You can contact the archives in Austria for the purpose of locating documents that you are missing, both for the purpose of proving the initial eligibility and entry into the process, and for the purpose of submitting documents that are relevant to the citizenship application, such as a marriage certificate of the persecution victim.
How is archival research conducted successfully?
The key to successful archival research, for the purpose of finding evidence required to prove eligibility to receive Austrian citizenship, lies in understanding what the relevant documents are, and where exactly to look for them. As mentioned, the relevant documents vary from case to case, according to different characteristics of the family relation who was persecuted by the Nazis and on whom the application is based.
Thus, for example, if the persecuted were young boys during the relevant period, a high school diploma may serve as relevant proof. If they were students, it is recommended to try to find a certificate of academic studies. If they owned a business, the business registration certificate in which they appear as the owner, or other official documents linking them to the business, could help prove a life center in Austria.
A central difficulty that often arises is that the relevant details about the persecution victim are unknown. In these cases, it is important to conduct genealogical research to find out these details, even before setting out on the search for relevant documents. More often than not, the persecution victim on whom the application is based is no longer alive. In these cases, you can try to ask family members about the background of the persecution victim.
Where should the archival research be conducted?
Once you have figured out which documents may be relevant, you submit an application to the official Austrian archives. In many cases, another difficulty arises — locating the relevant archive. There are quite a few archives in Austria, some of which are very large and some of which are quite small. It is important to figure out in advance which archives you should contact.
If, for example, it is known that the persecution victim lived in Vienna, the search task may be simpler, since the archives in Vienna contain records of the inhabitants of the city and the surrounding metropolis. On the other hand, if it is only known that the persecution victim lived in the Salzburg area, for example, the situation may be more complicated. This is because there are about 160 towns and villages around Salzburg, and the documentation may be found in the archives of any one of them.

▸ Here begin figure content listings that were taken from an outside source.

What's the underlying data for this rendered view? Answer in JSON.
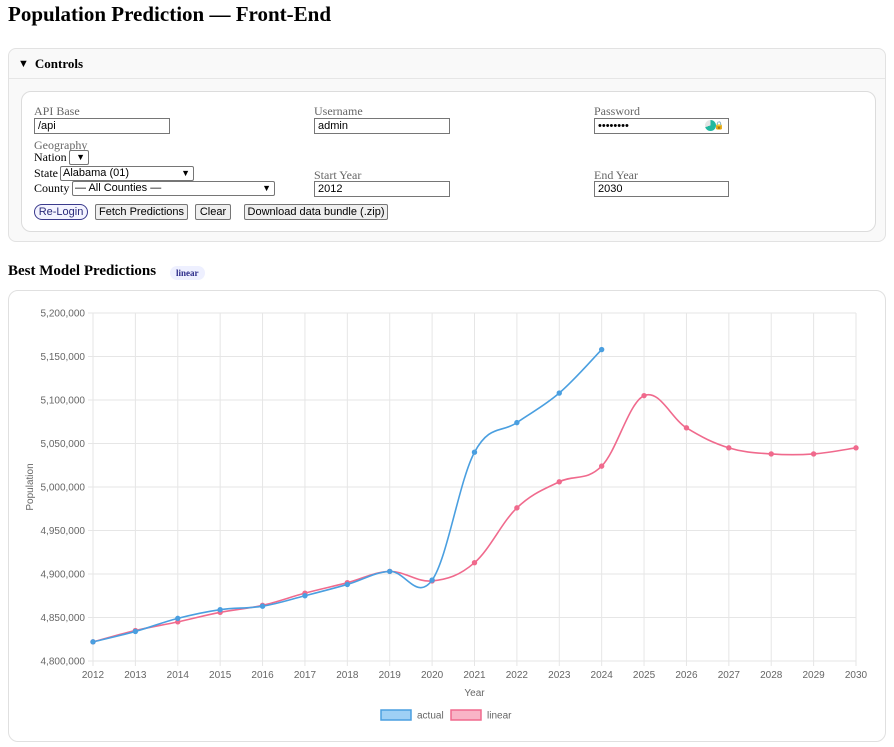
{
  "page": {
    "title": "Population Prediction — Front-End"
  },
  "controls": {
    "header_label": "Controls",
    "api_base": {
      "label": "API Base",
      "value": "/api"
    },
    "username": {
      "label": "Username",
      "value": "admin"
    },
    "password": {
      "label": "Password",
      "value": "••••••••"
    },
    "geography": {
      "label": "Geography",
      "nation_label": "Nation",
      "nation_value": "",
      "state_label": "State",
      "state_value": "Alabama (01)",
      "county_label": "County",
      "county_value": "— All Counties —"
    },
    "start_year": {
      "label": "Start Year",
      "value": "2012"
    },
    "end_year": {
      "label": "End Year",
      "value": "2030"
    },
    "buttons": {
      "relogin": "Re-Login",
      "fetch": "Fetch Predictions",
      "clear": "Clear",
      "download": "Download data bundle (.zip)"
    }
  },
  "predictions": {
    "heading": "Best Model Predictions",
    "badge": "linear"
  },
  "chart_data": {
    "type": "line",
    "xlabel": "Year",
    "ylabel": "Population",
    "x": [
      2012,
      2013,
      2014,
      2015,
      2016,
      2017,
      2018,
      2019,
      2020,
      2021,
      2022,
      2023,
      2024,
      2025,
      2026,
      2027,
      2028,
      2029,
      2030
    ],
    "ylim": [
      4800000,
      5200000
    ],
    "yticks": [
      4800000,
      4850000,
      4900000,
      4950000,
      5000000,
      5050000,
      5100000,
      5150000,
      5200000
    ],
    "ytick_labels": [
      "4,800,000",
      "4,850,000",
      "4,900,000",
      "4,950,000",
      "5,000,000",
      "5,050,000",
      "5,100,000",
      "5,150,000",
      "5,200,000"
    ],
    "grid": true,
    "legend_position": "bottom",
    "series": [
      {
        "name": "actual",
        "color": "#4a9fe0",
        "fill": "#9ed0f5",
        "values": [
          4822000,
          4834000,
          4849000,
          4859000,
          4863000,
          4875000,
          4888000,
          4903000,
          4893000,
          5040000,
          5074000,
          5108000,
          5158000,
          null,
          null,
          null,
          null,
          null,
          null
        ]
      },
      {
        "name": "linear",
        "color": "#f06a8d",
        "fill": "#f9b4c6",
        "values": [
          4822000,
          4835000,
          4845000,
          4856000,
          4864000,
          4878000,
          4890000,
          4903000,
          4892000,
          4913000,
          4976000,
          5006000,
          5024000,
          5105000,
          5068000,
          5045000,
          5038000,
          5038000,
          5045000
        ]
      }
    ]
  }
}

This is where the experience of an attorney specializing in Austrian immigration law comes into play, whose experience will enable them to help in locating the relevant place to search for the documentation required to prove eligibility for an Austrian passport. Enlisting the services of an attorney who specializes in handling Austrian citizenship applications already at the early stage of locating proof of eligibility, may significantly streamline the process of applying for Austrian citizenship.